Storytelling is a powerful technique for business owners to communicate their expertise and results.  What are the 9 most common storytelling mistakes to avoid?

Stories can connect you to and with your audience.

Stories humanize you.

Stories allow you to provide value to your target market.

Stories are a unique way to show results to the audience in a powerful way without being “salesy”.

Here are 9 most common storytelling mistakes I have discovered:

    1. Too much background or history.

      The target length of background information should be 10-20% at most of the total story. Your audience is familiar with the concepts, so lengthy  background is not needed.  Get to the information the audiences craves.

    2. Weak lessons learned or benefits.

      The big win for your audience is the benefits or lessons learned and need to move them or compel them to take action. If they are not talking to you afterward on how they can get that same result, your story needs more work in this area.

    3. Sharing a story too soon.

      The audience is not your therapist. Make sure that you have healed, resolved or learned from your story so that you can comfortably share it.  The comfort level is for you AND the audience.  Negativity, preaching, and venting are best left to your closest confidants.

    4. The story is for the Audience, not for You.

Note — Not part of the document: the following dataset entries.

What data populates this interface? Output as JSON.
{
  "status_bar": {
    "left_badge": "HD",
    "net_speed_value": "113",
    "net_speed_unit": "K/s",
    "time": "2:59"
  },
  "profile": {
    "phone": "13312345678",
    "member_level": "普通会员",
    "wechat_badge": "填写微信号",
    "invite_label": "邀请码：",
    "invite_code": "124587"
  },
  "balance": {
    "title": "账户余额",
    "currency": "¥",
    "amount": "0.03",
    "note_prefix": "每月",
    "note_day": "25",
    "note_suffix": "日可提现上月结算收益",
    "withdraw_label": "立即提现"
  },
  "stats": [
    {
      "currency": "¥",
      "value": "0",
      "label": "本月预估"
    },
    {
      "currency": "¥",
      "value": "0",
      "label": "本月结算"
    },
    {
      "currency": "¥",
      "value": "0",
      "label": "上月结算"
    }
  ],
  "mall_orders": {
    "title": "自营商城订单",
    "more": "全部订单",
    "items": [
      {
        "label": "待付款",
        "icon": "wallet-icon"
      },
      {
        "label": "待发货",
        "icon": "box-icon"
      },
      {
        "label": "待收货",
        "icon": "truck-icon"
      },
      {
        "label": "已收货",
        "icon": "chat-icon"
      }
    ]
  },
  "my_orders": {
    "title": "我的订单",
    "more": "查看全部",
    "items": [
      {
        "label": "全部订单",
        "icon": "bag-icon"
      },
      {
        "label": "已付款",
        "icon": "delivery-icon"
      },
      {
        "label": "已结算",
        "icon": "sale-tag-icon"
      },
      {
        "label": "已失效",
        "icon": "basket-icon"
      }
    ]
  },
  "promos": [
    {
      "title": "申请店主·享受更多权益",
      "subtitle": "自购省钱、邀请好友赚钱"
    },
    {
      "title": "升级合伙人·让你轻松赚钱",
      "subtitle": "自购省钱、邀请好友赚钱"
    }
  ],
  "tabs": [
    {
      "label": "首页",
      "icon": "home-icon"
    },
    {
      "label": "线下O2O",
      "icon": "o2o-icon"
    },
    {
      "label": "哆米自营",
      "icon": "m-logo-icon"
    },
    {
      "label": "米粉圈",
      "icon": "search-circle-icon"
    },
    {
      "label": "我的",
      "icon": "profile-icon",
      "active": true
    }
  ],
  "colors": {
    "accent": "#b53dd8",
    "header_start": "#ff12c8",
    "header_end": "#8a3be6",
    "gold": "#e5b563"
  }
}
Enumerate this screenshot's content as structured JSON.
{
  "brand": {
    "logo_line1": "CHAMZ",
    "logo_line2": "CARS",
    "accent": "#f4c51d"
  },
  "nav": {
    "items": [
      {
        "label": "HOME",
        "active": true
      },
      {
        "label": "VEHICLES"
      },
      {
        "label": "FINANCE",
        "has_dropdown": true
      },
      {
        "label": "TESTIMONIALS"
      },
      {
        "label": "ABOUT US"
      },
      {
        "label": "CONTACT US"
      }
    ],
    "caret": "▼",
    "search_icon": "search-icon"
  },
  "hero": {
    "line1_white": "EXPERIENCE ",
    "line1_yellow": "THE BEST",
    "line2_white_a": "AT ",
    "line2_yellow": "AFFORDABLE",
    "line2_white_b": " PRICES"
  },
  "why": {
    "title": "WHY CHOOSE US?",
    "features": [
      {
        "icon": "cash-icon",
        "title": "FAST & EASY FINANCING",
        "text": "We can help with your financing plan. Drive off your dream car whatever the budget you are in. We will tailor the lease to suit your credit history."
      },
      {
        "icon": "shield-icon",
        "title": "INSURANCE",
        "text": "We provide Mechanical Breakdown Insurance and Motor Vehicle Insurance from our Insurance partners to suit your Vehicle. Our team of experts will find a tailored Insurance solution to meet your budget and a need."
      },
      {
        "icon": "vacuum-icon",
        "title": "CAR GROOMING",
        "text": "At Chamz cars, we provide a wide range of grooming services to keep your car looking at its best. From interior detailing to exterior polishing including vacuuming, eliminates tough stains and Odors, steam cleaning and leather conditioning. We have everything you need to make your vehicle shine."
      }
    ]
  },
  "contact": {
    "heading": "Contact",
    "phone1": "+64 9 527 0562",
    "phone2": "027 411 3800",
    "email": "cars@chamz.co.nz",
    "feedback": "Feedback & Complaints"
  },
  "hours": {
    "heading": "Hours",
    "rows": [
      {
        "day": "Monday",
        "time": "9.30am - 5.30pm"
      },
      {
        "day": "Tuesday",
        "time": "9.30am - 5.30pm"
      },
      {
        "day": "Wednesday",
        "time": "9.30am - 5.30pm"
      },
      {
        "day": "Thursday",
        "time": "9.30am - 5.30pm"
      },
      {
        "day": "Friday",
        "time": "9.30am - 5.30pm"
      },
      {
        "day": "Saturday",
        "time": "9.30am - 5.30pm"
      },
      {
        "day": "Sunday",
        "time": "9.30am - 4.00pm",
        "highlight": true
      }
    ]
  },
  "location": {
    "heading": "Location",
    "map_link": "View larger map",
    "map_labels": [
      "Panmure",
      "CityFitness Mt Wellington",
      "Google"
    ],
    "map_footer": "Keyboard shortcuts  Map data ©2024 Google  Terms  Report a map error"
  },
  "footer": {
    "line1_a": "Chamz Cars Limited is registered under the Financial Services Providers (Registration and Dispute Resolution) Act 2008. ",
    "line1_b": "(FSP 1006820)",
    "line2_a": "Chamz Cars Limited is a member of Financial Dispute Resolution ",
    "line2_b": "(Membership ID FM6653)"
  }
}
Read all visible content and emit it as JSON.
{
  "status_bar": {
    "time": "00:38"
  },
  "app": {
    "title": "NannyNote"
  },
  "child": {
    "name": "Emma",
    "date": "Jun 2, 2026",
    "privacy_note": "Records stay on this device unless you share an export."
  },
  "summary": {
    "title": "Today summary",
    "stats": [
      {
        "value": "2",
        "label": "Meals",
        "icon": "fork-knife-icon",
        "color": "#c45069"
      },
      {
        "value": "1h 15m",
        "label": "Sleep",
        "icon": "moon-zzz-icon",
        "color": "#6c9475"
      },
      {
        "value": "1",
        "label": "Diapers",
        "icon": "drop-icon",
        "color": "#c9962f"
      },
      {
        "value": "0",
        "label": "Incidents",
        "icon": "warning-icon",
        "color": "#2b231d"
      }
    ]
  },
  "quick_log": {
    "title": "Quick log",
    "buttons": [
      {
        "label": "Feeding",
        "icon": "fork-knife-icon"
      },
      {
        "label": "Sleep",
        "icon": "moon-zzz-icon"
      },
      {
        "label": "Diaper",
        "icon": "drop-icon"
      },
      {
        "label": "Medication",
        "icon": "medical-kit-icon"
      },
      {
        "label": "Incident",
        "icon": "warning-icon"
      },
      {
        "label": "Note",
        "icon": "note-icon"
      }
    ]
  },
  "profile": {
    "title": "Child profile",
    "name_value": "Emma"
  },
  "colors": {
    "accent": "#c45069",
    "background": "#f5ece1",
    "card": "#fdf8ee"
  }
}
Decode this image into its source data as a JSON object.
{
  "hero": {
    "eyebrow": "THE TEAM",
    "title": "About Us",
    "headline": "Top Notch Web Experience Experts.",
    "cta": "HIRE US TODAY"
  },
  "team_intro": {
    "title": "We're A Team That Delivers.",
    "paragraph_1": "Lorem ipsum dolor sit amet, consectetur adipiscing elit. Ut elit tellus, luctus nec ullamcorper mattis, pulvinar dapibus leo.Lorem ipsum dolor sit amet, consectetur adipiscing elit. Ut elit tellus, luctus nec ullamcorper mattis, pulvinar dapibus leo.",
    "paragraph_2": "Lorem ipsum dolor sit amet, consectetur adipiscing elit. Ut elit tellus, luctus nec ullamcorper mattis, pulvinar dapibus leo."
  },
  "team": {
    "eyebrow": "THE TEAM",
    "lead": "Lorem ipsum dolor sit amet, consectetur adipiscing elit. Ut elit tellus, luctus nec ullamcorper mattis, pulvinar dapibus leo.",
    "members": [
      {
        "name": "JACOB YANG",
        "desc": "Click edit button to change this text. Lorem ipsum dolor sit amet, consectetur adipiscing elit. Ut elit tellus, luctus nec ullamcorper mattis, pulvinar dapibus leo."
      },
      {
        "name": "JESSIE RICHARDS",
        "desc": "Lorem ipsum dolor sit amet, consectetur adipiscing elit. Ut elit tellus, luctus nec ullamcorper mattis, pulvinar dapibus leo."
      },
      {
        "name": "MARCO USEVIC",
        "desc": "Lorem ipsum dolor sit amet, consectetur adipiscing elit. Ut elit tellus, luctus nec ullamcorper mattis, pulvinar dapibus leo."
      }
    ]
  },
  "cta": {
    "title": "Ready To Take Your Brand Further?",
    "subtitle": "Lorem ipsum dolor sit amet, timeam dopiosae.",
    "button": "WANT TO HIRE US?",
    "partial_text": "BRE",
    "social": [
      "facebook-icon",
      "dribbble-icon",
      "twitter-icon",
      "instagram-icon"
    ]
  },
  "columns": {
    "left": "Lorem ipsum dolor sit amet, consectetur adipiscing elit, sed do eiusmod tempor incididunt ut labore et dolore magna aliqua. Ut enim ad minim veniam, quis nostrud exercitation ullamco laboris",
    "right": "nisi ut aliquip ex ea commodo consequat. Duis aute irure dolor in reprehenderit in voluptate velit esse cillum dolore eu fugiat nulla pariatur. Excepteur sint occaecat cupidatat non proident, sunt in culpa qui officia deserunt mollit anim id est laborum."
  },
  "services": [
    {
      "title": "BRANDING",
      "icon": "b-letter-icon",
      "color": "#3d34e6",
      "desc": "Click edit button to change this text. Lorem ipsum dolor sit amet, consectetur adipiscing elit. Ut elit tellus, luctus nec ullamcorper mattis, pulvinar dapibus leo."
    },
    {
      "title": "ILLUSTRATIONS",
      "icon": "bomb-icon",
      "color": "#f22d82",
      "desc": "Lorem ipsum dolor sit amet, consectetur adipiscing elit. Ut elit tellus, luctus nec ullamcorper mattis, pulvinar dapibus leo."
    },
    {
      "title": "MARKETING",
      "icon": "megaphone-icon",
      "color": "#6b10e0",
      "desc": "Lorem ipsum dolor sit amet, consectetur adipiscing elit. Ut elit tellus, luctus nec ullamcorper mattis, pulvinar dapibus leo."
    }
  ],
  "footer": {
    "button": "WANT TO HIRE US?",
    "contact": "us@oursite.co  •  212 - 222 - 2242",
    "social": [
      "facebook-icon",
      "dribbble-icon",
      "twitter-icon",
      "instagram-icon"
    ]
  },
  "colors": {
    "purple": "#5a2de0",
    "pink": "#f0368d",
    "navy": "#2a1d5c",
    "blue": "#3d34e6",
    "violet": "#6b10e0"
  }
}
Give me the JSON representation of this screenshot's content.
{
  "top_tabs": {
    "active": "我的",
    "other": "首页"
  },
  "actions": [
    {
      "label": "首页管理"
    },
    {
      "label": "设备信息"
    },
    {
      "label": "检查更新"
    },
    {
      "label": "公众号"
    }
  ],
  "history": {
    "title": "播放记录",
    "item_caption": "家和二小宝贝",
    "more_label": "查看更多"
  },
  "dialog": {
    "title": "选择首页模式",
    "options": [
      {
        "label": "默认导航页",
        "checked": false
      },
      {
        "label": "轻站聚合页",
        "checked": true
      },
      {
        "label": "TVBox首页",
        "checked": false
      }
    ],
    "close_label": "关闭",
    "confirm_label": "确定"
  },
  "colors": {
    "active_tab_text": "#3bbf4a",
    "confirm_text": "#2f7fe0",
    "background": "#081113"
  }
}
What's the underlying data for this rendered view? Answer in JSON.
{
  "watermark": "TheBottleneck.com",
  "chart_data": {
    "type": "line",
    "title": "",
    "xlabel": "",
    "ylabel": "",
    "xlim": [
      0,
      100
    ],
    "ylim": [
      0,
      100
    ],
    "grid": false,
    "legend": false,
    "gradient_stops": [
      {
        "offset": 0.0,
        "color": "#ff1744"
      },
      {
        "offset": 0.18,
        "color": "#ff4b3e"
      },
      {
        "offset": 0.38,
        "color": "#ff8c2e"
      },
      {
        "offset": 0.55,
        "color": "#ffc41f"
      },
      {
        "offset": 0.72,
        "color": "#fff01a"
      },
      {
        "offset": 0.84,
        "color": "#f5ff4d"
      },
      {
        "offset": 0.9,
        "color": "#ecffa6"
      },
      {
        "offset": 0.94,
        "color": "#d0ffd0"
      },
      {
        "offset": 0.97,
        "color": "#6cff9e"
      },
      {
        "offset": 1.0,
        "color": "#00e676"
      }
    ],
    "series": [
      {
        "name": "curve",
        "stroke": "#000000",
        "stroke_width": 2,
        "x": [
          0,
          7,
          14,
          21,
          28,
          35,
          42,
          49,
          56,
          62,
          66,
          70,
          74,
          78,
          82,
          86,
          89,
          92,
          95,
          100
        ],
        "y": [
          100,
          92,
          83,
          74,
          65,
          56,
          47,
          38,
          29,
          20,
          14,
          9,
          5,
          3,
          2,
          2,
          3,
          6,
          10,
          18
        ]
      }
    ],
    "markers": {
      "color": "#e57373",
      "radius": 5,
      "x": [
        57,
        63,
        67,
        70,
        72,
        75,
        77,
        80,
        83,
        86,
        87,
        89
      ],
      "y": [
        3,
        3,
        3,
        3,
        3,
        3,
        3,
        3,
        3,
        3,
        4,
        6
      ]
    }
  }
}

      Share the story details the audience needs to know to connect with you and to understand the lessons.  Sometimes less is more, and let them imagine some of the descriptive details on their own.

    5. Too many details.

      Like tips #1 and #4, provide the details the Audience needs and wants. Most of the time what you want to provide aren’t relevant for the listeners or audience.

    6. Missing a logical step.

      When you skip a logical step in your story, you lose the audience.   They start to think about the piece that you missed and not concentrate on your story.

    7. Using someone else’s story.

      By using someone else’s story, you are not unique nor seen as an expert or thought leader.

    8. Not giving credit.

      If you use someone else’s idea, or story, give reference or credit to them.

    9. Not practicing enough.

      Practice your story so that you are comfortable telling it.  Practice telling the story in a mixed up order and have it still make sense.  Get comfortable with the story, but I do not recommend memorizing it.  You want it to be solid, but not rehearsed.  Practice in front of people and get feedback from a trained speaking professional. Record and video yourself so you can pick up on nuances in voice, face and mannerisms that you are not aware.